On reading the article “Why hustle us into marriage?” (Aug. 29) by S. Sathya, I was reminded of some girls who were with me in Class 12. They got married early because of their parents' pressure. Most of them have become mothers today although they are very young. Parents generally feel having a grown-up daughter at home is fraught with risks. Also, the marital age of girls in our society is lower than that of men. Only parents can put an end to such inequalities and beliefs.
Y. John Richard,
It is true that for a woman, childbirth becomes a challenge if she is past her prime. But to hurry her into marriage when she has her mind set on a career is unwelcome. A career assures security and boosts a woman's self-confidence. It is not wrong to hope for the best but it is wise to prepare oneself to tackle difficult situations independently. And to do that, a girl needs to work. Parents should encourage their daughters to be self-supportive and grant them the freedom to design their future.

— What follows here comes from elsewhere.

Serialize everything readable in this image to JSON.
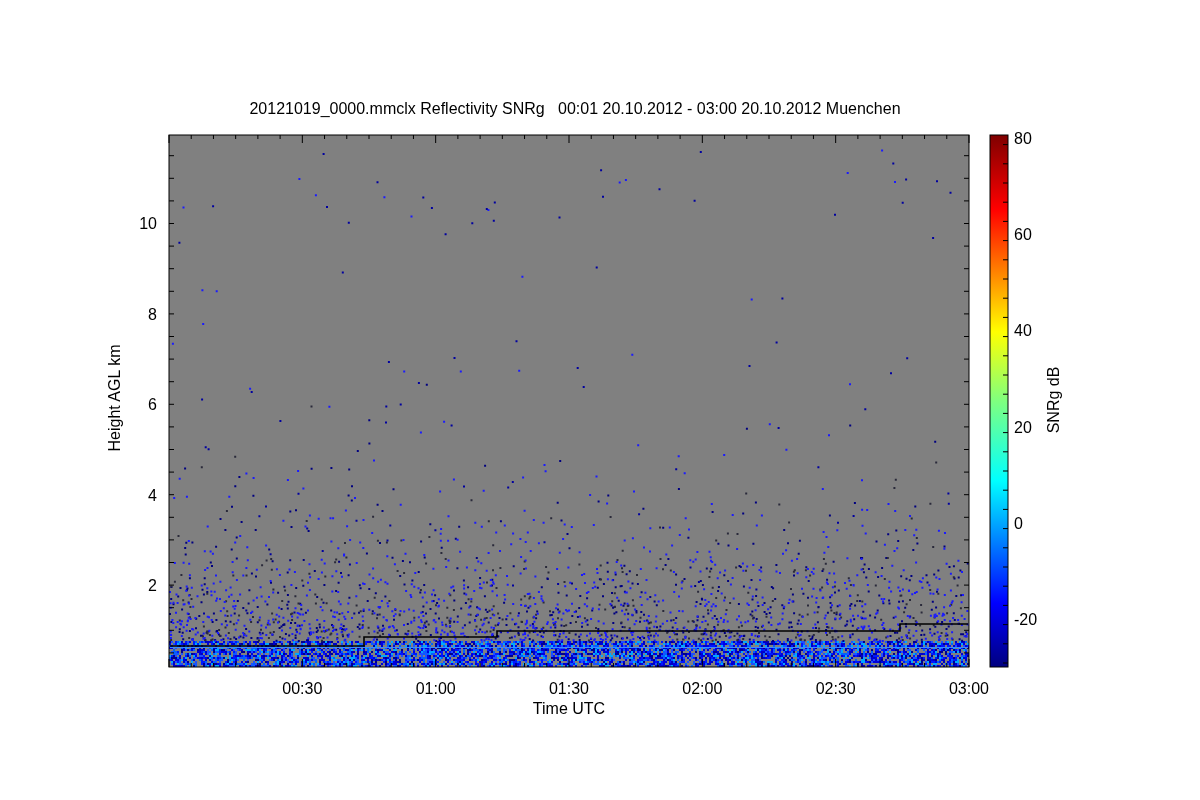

We cannot have everything in life. If it is a successful career that a woman wants, her family life is bound to suffer. Life will become meaningless if a marriage does not lead to a peaceful home and the proper breeding of children.
The 20-something girls who are interested in building a career are constantly told by their parents that they will soon have to get married. I am only 18 and in college, but my mother keeps threatening me that she will get me married in two or three years if I don't make a good career.
I request parents to understand their daughters and give them enough time and space to build a career. They have a right to live lives their own way.